I have the dataset as follows, which group by ID:
ID, Activity, Duration
1, Reading, 20
1, Work, 40
1, Reading, 30
2, Home, 50
2, Writing, 30
2, Reading, 20
2, Writing, 30
And I want to get another column that tells us the activity with the highest duration, so person 1 should be reading because it takes 50 minutes, and person 2 should be writing because it takes 60 minutes. Below is an example of the desired output.
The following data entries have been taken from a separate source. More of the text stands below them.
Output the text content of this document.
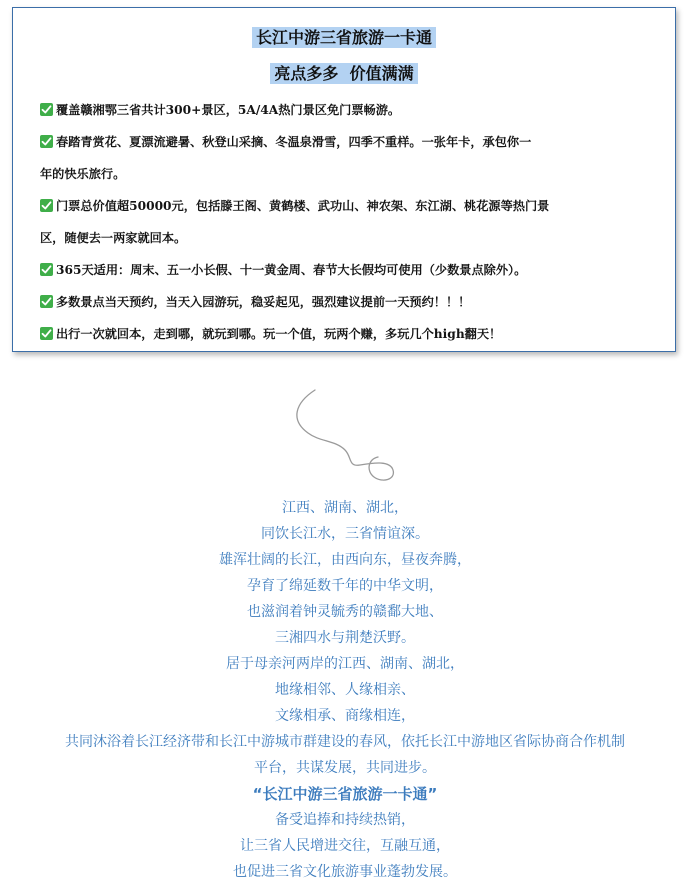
长江中游三省旅游一卡通
亮点多多  价值满满
覆盖赣湘鄂三省共计300+景区，5A/4A热门景区免门票畅游。
春踏青赏花、夏漂流避暑、秋登山采摘、冬温泉滑雪，四季不重样。一张年卡，承包你一
年的快乐旅行。
门票总价值超50000元，包括滕王阁、黄鹤楼、武功山、神农架、东江湖、桃花源等热门景
区，随便去一两家就回本。
365天适用：周末、五一小长假、十一黄金周、春节大长假均可使用（少数景点除外）。
多数景点当天预约，当天入园游玩，稳妥起见，强烈建议提前一天预约！！！
出行一次就回本，走到哪，就玩到哪。玩一个值，玩两个赚，多玩几个high翻天！
江西、湖南、湖北，
同饮长江水，三省情谊深。
雄浑壮阔的长江，由西向东，昼夜奔腾，
孕育了绵延数千年的中华文明，
也滋润着钟灵毓秀的赣鄱大地、
三湘四水与荆楚沃野。
居于母亲河两岸的江西、湖南、湖北，
地缘相邻、人缘相亲、
文缘相承、商缘相连，
共同沐浴着长江经济带和长江中游城市群建设的春风，依托长江中游地区省际协商合作机制
平台，共谋发展，共同进步。
“长江中游三省旅游一卡通”
备受追捧和持续热销，
让三省人民增进交往，互融互通，
也促进三省文化旅游事业蓬勃发展。
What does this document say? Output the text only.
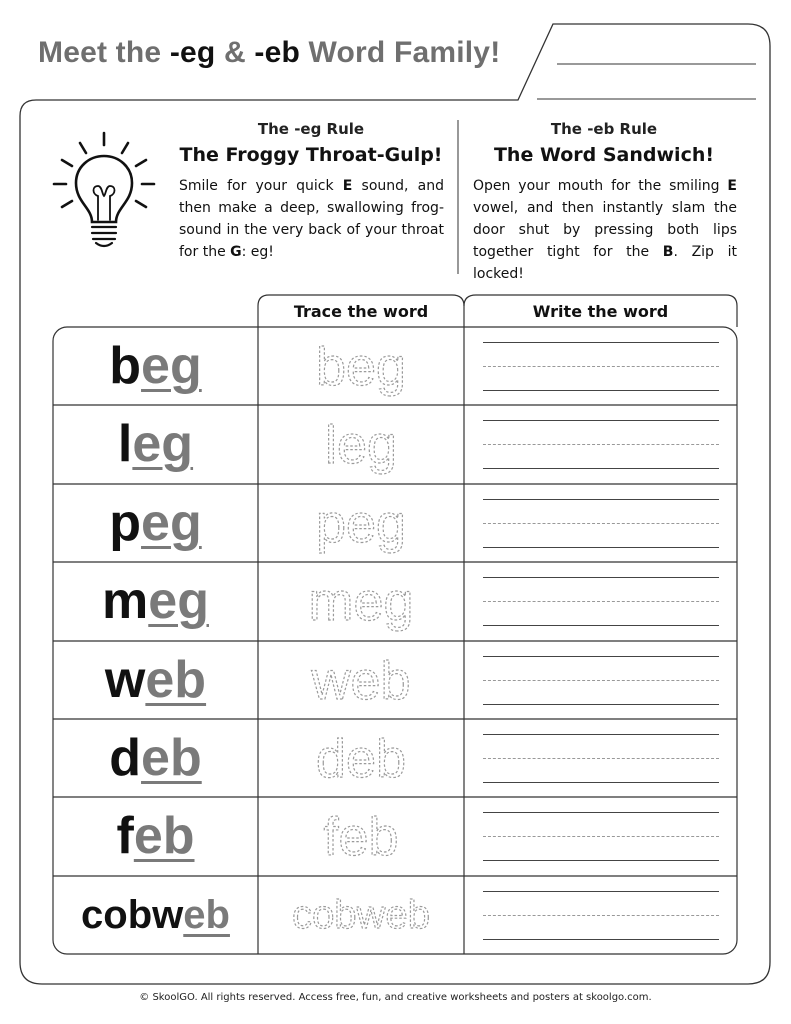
Meet the -eg & -eb Word Family!
The -eg Rule
The Froggy Throat-Gulp!
Smile for your quick E sound, and then make a deep, swallowing frog-sound in the very back of your throat for the G: eg!
The -eb Rule
The Word Sandwich!
Open your mouth for the smiling E vowel, and then instantly slam the door shut by pressing both lips together tight for the B. Zip it locked!
Trace the word	Write the word
b eg beg
l eg leg
p eg peg
m eg meg
w eb web
d eb deb
f eb feb
cobw eb cobweb
© SkoolGO. All rights reserved. Access free, fun, and creative worksheets and posters at skoolgo.com.
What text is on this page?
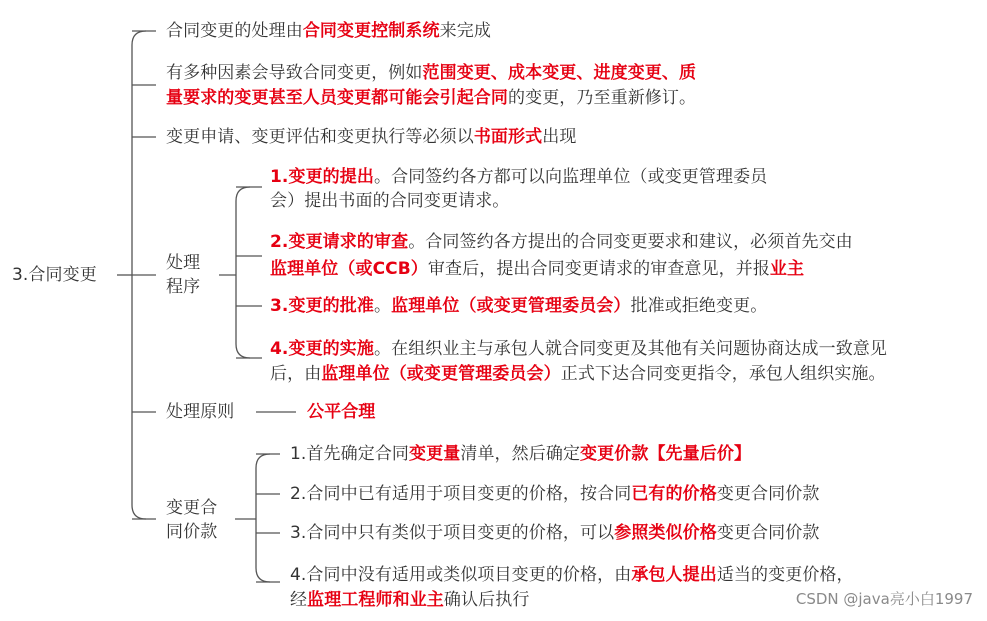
3.合同变更
合同变更的处理由合同变更控制系统来完成
有多种因素会导致合同变更，例如范围变更、成本变更、进度变更、质
量要求的变更甚至人员变更都可能会引起合同的变更，乃至重新修订。
变更申请、变更评估和变更执行等必须以书面形式出现
处理
程序
1.变更的提出。合同签约各方都可以向监理单位（或变更管理委员
会）提出书面的合同变更请求。
2.变更请求的审查。合同签约各方提出的合同变更要求和建议，必须首先交由
监理单位（或CCB）审查后，提出合同变更请求的审查意见，并报业主
3.变更的批准。监理单位（或变更管理委员会）批准或拒绝变更。
4.变更的实施。在组织业主与承包人就合同变更及其他有关问题协商达成一致意见
后，由监理单位（或变更管理委员会）正式下达合同变更指令，承包人组织实施。
处理原则	公平合理
变更合
同价款
1.首先确定合同变更量清单，然后确定变更价款【先量后价】
2.合同中已有适用于项目变更的价格，按合同已有的价格变更合同价款
3.合同中只有类似于项目变更的价格，可以参照类似价格变更合同价款
4.合同中没有适用或类似项目变更的价格，由承包人提出适当的变更价格，
经监理工程师和业主确认后执行	CSDN @java亮小白1997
ID, Activity, Duration, Max_Actitvity
1, Reading, 20, Reading
1, Work, 40, Reading
1, Reading, 30, Reading
2, Home, 50, Writing
2, Writing, 30, Writing
2, Reading, 20, Writing
2, Writing, 30, Writing
CodePudding user response:
You can use the following code:
df <- read.table(text = "ID, Activity, Duration
1, Reading, 20
1, Work, 40
1, Reading, 30
2, Home, 50
2, Writing, 30
2, Reading, 20
2, Writing, 30", header = TRUE, sep = ",")
library(dplyr)
df %>%
group_by(ID, Activity) %>%
mutate(sum_Activity = sum(Duration)) %>%
group_by(ID) %>%
mutate(Max_Activity = Activity[which.max(sum_Activity)]) %>%
select(-sum_Activity) %>%
ungroup()
#> # A tibble: 7 × 4
#> ID Activity Duration Max_Activity
#> <int> <chr> <int> <chr>
#> 1 1 " Reading" 20 " Reading"
#> 2 1 " Work" 40 " Reading"
#> 3 1 " Reading" 30 " Reading"
#> 4 2 " Home" 50 " Writing"
#> 5 2 " Writing" 30 " Writing"
#> 6 2 " Reading" 20 " Writing"
#> 7 2 " Writing" 30 " Writing"
Created on 2022-07-21 by the reprex package (v2.0.1)